A TSC2 recurrent variant c.5126C>T in a Han-Chinese family with tuberous sclerosis complex.

Abstract

Objective: To identify the disease-causing variant in a family with tuberous sclerosis complex (TSC).

Methods: This study including a Han-Chinese pedigree recruited from the Third Xiangya Hospital, Central South University, Changsha, Hunan, China was conducted between February, 2019 and January, 2023. Detailed clinical examinations were performed on the proband and other family members of a Han-Chinese family with TSC. Whole exome sequencing of the proband and Sanger sequencing of all family members were performed, followed by variant pathogenicity prediction and conservation analysis. SWISS-MODEL and PyMOL software were used for protein modelling and creating the three-dimensional structure model illustration of the critical GTPase-activating protein (GAP) domain. The variant was classified following the American College of Medical Genetics and Genomics (ACMG) standards and guidelines.

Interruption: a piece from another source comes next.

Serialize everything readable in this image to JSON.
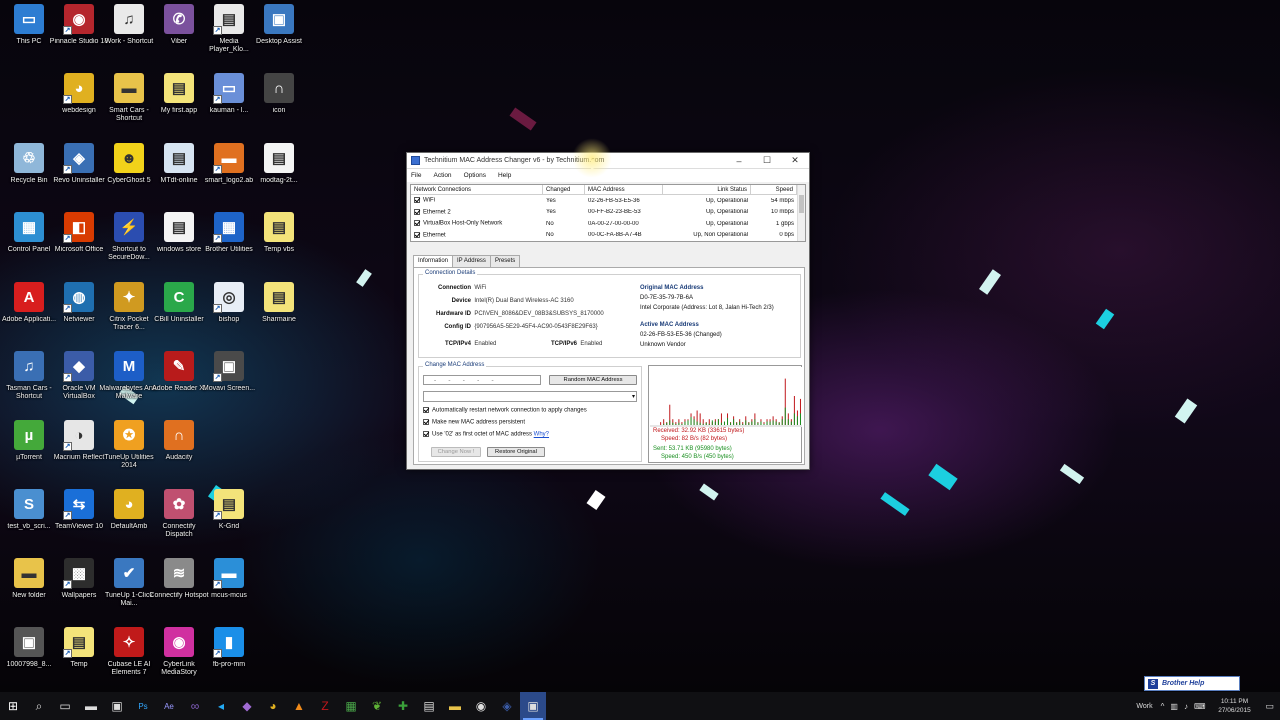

Results: The female proband exhibited typical features of TSC, including hypomelanotic macules, angiofibromas, shagreen patches, seizures, brain lesions, cognitive impairment, renal abnormalities, and cardiovascular abnormalities. A recurrent c.5126C>T variant in the TSC complex subunit 2 gene (TSC2) was identified as the genetic cause of TSC in this family, classified as "pathogenic" according to ACMG standards and guidelines. The c.5126C>T variant leads to an amino acid change from proline to leucine at position 1709 (p.P1709L) in the functional GAP domain of tuberin protein, which may impair tumor growth inhibition of the hamartin-tuberin complex.

Conclusion: This study reported a Han-Chinese TSC patient with a recurrent variant TSC2 c.5126C>T (p.P1709L). These findings broaden the phenotypic spectrum of TSC caused by this variant and may contribute to improving TSC genetic diagnoses as well as understanding of its mechanisms.